Gladys Kamasanyu is a chief magistrate in Uganda and has been instrumental in changing attitudes towards animal rights and wildlife crimes in Africa. As the head of a new wildlife court in Uganda, Kamasanyu has tried over 1,000 wildlife crime cases, convicting more than 600 traffickers, including one man sentenced to life in prison for possession of ivory. She has presided over cases involving the most trafficked mammal in the world, pangolins, and ruled on cases involving rhino horns, elephant ivory, and hippopotamuses’ teeth.
Kamasanyu set up Help African Animals, an organization that trains prosecutors and investigators of wildlife crime and animal rights, to increase awareness of Uganda’s wildlife laws.
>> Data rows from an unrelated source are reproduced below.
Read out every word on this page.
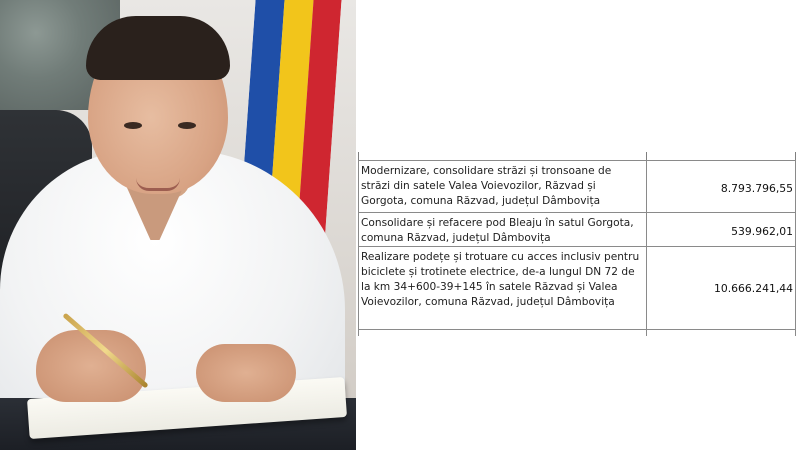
Modernizare, consolidare străzi și tronsoane de străzi din satele Valea Voievozilor, Răzvad și Gorgota, comuna Răzvad, județul Dâmbovița
8.793.796,55
Consolidare și refacere pod Bleaju în satul Gorgota, comuna Răzvad, județul Dâmbovița	539.962,01
Realizare podețe și trotuare cu acces inclusiv pentru biciclete și trotinete electrice, de-a lungul DN 72 de la km 34+600-39+145 în satele Răzvad și Valea Voievozilor, comuna Răzvad, județul Dâmbovița
10.666.241,44
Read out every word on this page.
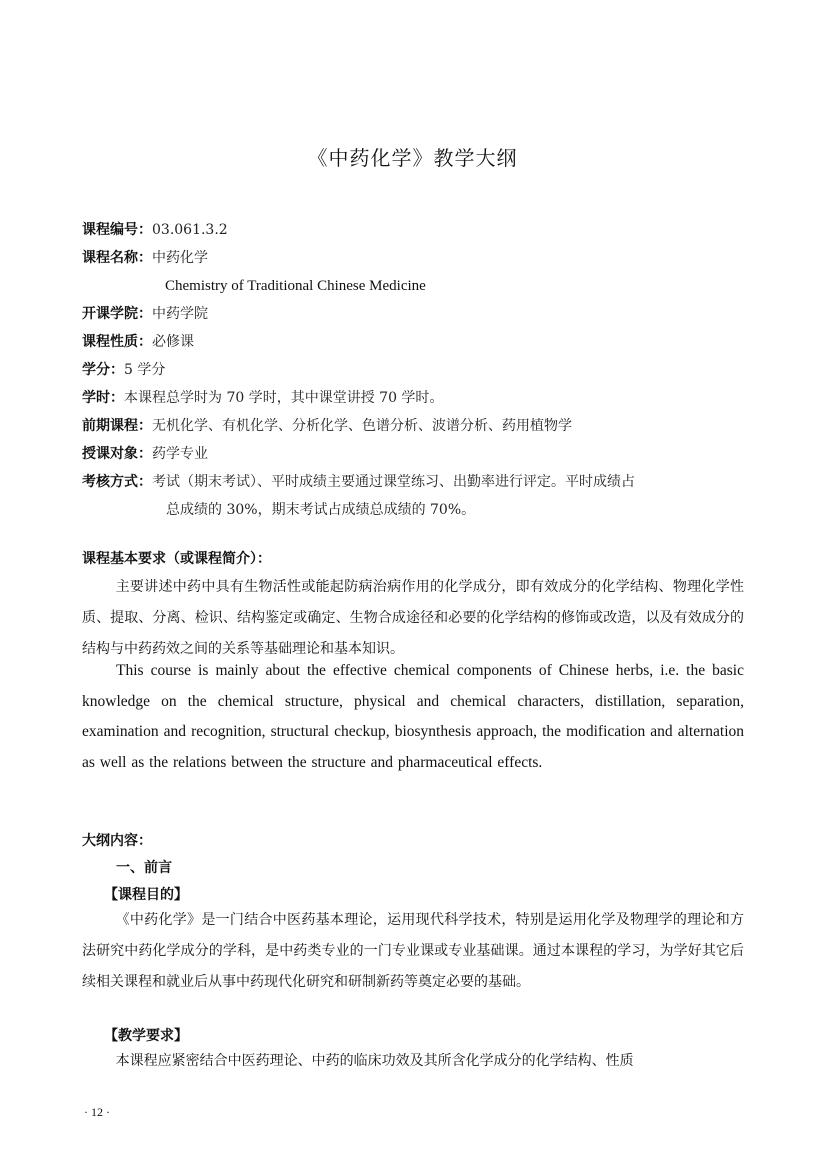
《中药化学》教学大纲
课程编号：03.061.3.2
课程名称：中药化学
Chemistry of Traditional Chinese Medicine
开课学院：中药学院
课程性质：必修课
学分：5 学分
学时：本课程总学时为 70 学时，其中课堂讲授 70 学时。
前期课程：无机化学、有机化学、分析化学、色谱分析、波谱分析、药用植物学
授课对象：药学专业
考核方式：考试（期末考试）、平时成绩主要通过课堂练习、出勤率进行评定。平时成绩占
总成绩的 30%，期末考试占成绩总成绩的 70%。
课程基本要求（或课程简介）：
主要讲述中药中具有生物活性或能起防病治病作用的化学成分，即有效成分的化学结构、物理化学性质、提取、分离、检识、结构鉴定或确定、生物合成途径和必要的化学结构的修饰或改造，以及有效成分的结构与中药药效之间的关系等基础理论和基本知识。
This course is mainly about the effective chemical components of Chinese herbs, i.e. the basic knowledge on the chemical structure, physical and chemical characters, distillation, separation, examination and recognition, structural checkup, biosynthesis approach, the modification and alternation as well as the relations between the structure and pharmaceutical effects.
大纲内容：
一、前言
【课程目的】
《中药化学》是一门结合中医药基本理论，运用现代科学技术，特别是运用化学及物理学的理论和方法研究中药化学成分的学科，是中药类专业的一门专业课或专业基础课。通过本课程的学习，为学好其它后续相关课程和就业后从事中药现代化研究和研制新药等奠定必要的基础。
【教学要求】
本课程应紧密结合中医药理论、中药的临床功效及其所含化学成分的化学结构、性质
· 12 ·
She has lifted the bar for wildlife adjudication in Uganda, if not the region, and her court might be the only one in the country without a backlog. Two years ago, on UN Wildlife Day, the Ugandan Ministry of Tourism, Wildlife and Antiquities presented Kamasanyu with an award for her contribution to Ugandan conservation.
Kamasanyu's example has sent a strong message to poachers. For years, criminals used Uganda as a conduit for trafficking wildlife products from the Democratic Republic of the Congo and South Sudan. Now they think twice before committing wildlife crime here. Her stern rulings have led some to suggest that the chief magistrate prefers animals to humans, but she denies that: “I love animals just the way I love life and humanity.”
Born in south-west Uganda, Kamasanyu grew up around animals and owns a nine-year-old chicken called Kisakye (“her mercy”), but she never imagined wildlife would feature in her career plans. In 2021, she threw herself into learning about wildlife, biodiversity, and the environment, studying animal law at the Lewis & Clark law school in Portland. But it was not until she presided over cases, hearing graphic testimonies of how poachers killed animals, that she decided to commit herself to fighting for wildlife “as long as I shall live”.
Kamasanyu speaks out for the animals who cannot speak for themselves. She founded Help African Animals, an organization that trains prosecutors and investigators of wildlife crime and animal rights. “There is a lot of ignorance in our society,” she says. “Many people think animals are [their] property and that they can go to forests and hunt them every day. They think these animals give birth every day and that they will always be there.”
The magistrate regrets that by the time poachers are caught, it is too late for the animal. “I’m frustrated whenever the prosecution fumbles a case and I have to dismiss it,” she says. She is also unhappy that law enforcement agencies continue to miss the big players behind wildlife crime. “We are arresting the smaller players down the line who poach because they have been promised 5,000 shillings [£1] for every animal. But we miss the kingpins who send them.” She points to a 2019 case involving a Vietnamese gang arrested with almost four tonnes of ivory and pangolin scales, who fled the country after securing bail.
Kamasanyu hopes she can make a difference. “People have to understand that animals aren’t property, and that they won’t always be here if we don’t protect them.” Her work has been instrumental in changing attitudes towards animal rights and wildlife crimes in Africa.